I had posted a picture of Man Cub’s and my Ash Wednesday ashes to Facebook tonight, with what I thought was a witty caption. The caption began with, “Ashes, ashes, we all fall down!” I thought it was a great caption, all on its own – but, just in case someone didn’t get the joke, or find it funny, I followed up with a more acceptable ending of the caption that encapsulated the meaning of the ashes on the forehead.
I did this, while waiting for my turn to leave my parking spot. I then had an extra 15 minutes to sit in my parking spot, since the prayer service I attended was so packed it took about 20 minutes for the parking lot to clear out. As I sat in my parking spot, chuckling at my little “ashes, ashes, we all fall down,” inside joke, I was struck by how completely “right” that phrase is…
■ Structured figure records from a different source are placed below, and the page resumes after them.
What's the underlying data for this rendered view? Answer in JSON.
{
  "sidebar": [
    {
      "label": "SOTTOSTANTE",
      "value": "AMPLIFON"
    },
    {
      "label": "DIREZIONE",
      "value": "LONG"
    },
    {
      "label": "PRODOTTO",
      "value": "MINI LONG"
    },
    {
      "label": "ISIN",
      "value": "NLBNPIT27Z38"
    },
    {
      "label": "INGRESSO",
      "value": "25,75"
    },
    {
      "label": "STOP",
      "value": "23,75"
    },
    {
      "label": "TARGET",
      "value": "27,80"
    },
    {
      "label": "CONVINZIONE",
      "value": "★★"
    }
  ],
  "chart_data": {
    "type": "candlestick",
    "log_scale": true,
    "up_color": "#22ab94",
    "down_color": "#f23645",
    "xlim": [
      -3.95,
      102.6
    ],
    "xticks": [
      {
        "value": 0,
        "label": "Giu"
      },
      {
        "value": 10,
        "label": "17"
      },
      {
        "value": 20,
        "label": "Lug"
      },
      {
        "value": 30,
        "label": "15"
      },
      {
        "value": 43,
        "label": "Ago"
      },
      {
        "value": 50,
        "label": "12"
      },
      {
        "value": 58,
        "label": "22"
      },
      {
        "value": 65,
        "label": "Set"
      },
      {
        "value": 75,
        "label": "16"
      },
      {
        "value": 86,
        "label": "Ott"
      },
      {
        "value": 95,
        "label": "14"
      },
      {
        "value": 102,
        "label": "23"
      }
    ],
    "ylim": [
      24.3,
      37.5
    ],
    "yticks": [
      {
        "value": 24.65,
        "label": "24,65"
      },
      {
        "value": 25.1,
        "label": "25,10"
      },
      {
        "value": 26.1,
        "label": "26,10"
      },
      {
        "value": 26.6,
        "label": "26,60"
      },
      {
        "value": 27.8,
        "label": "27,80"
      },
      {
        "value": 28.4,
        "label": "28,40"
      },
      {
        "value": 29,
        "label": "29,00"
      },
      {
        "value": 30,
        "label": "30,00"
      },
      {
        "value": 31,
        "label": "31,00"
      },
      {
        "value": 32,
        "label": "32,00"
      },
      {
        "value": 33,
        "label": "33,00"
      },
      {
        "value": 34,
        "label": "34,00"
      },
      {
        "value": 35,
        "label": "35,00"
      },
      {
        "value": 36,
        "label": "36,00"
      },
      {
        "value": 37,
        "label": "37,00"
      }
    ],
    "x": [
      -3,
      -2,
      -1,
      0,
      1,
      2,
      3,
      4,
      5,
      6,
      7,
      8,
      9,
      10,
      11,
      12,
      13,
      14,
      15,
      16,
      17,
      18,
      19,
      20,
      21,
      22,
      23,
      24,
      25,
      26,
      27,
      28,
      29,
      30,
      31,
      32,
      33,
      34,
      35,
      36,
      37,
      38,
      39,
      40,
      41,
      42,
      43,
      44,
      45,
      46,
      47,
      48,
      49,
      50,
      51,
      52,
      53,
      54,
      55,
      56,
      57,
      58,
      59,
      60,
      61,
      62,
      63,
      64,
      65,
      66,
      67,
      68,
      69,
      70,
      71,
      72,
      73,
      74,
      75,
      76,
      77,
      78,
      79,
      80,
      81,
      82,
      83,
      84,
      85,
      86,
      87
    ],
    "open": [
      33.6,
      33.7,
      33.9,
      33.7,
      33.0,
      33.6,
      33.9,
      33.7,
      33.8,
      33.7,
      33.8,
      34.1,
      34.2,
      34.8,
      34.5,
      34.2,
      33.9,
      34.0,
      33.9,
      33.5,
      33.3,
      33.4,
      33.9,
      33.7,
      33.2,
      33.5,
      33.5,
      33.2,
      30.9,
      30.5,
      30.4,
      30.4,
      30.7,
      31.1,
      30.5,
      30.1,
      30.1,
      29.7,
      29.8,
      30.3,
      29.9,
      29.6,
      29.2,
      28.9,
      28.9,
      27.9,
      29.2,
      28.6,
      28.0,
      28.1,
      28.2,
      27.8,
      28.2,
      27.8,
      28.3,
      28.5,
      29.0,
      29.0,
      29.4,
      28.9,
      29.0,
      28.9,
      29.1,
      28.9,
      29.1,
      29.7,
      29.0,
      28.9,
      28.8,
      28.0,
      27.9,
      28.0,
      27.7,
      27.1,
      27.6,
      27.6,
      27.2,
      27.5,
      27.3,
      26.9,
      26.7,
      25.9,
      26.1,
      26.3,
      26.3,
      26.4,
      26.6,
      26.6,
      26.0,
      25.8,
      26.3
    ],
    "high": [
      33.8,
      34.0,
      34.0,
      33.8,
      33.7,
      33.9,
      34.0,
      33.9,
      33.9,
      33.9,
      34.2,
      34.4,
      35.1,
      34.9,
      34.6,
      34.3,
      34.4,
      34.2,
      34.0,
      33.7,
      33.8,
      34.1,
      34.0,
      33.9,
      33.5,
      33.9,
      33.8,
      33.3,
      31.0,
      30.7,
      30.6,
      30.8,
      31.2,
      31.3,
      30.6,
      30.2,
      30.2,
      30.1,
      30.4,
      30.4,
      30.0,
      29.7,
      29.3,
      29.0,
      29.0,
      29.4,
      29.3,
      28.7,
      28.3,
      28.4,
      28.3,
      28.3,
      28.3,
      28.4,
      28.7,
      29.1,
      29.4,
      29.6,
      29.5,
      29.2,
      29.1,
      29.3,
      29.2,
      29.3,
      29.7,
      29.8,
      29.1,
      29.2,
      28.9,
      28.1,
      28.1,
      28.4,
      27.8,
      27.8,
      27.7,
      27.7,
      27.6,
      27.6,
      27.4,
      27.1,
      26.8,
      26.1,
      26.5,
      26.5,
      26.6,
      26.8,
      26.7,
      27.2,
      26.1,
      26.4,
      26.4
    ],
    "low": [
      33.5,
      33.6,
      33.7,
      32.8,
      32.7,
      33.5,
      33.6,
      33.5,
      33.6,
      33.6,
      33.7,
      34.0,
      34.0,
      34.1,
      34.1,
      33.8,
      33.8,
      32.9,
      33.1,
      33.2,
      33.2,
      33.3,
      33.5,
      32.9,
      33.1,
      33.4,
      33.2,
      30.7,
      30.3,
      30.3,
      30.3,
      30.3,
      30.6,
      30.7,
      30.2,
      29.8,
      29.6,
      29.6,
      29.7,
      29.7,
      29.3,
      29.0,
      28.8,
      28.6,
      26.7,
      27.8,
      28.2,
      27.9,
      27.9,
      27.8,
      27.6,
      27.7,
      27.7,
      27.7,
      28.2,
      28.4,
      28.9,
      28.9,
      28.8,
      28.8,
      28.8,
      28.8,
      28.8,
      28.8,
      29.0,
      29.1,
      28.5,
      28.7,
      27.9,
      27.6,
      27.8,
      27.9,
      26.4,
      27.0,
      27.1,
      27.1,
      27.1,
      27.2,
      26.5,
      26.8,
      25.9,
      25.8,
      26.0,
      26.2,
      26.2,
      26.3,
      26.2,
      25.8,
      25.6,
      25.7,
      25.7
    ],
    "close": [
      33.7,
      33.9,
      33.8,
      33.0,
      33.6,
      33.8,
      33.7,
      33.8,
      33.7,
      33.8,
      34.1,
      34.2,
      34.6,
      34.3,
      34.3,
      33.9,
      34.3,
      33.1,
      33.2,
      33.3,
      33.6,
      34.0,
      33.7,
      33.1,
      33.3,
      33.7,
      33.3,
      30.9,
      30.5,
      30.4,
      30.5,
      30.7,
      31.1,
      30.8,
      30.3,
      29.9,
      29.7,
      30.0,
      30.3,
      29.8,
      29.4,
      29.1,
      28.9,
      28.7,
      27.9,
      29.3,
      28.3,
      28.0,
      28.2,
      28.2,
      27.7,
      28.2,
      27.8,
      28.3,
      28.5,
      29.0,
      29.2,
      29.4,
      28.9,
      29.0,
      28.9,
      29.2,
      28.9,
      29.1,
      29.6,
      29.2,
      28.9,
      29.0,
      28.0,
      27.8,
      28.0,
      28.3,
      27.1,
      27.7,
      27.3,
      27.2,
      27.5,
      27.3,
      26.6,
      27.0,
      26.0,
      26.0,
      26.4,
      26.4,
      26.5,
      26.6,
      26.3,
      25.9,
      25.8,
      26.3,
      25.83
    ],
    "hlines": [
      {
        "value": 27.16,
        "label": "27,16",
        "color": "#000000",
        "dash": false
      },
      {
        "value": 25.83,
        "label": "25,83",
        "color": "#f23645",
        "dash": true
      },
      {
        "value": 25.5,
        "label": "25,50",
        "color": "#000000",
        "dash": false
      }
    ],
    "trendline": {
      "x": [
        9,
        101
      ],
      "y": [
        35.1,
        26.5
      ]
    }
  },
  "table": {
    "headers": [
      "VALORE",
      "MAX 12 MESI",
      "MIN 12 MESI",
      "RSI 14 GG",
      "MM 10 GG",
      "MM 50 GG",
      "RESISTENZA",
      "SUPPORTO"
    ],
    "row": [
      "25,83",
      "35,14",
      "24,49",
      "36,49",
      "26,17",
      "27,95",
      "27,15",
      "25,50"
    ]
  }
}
We, collectively, as a human race, are ashes – we come from dust, and to dust we will return, whether we are buried or cremated. It’s a simple fact that our bodies will wind up as dust.
And, we fall down. Every single one of us “fall down.” Sometimes we land with a hard thump, other times our falls are cushioned. But, we all fall. We all fail, and we all make mistakes.
“To err is human…”
We shouldn’t beat ourselves up for our falls, our failures, or our mistakes.
Instead, we should learn from them. We should learn from the mistakes, and we should learn to reach out to others for strength and for a little bit of help up from our falls.
The saints were not perfect beings on earth, something I have a tendency to forget. Many of them had a humility I most certainly lack, but they weren’t perfect. They looked to, and leaned on God and His infinite love and guidance, and they trusted His plan above their own. They all fell repeatedly throughout their lives, and ultimately they also got back up.
So, as we begin this Lenten season and journey, keep in mind that we are all being called to a closer relationship to God.
We will all fall down – maybe it will be by not succeeding in “doing what you gave up.” Maybe we will fall by not entirely succeeding in completing “adding something new,” or contributing to the alms-giving in which we are called to participate. Maybe we will fall by not adding more prayer to what we consider an already hectic schedule.
But, as long as you get back up, dust yourself off, and try again, calling upon God to help you with your “fall,” then you will have succeeded in making Lent a success… bringing you one step closer to a deep, meaningful relationship with God.
At least, that’s my take on the “reason for the season” during Lent!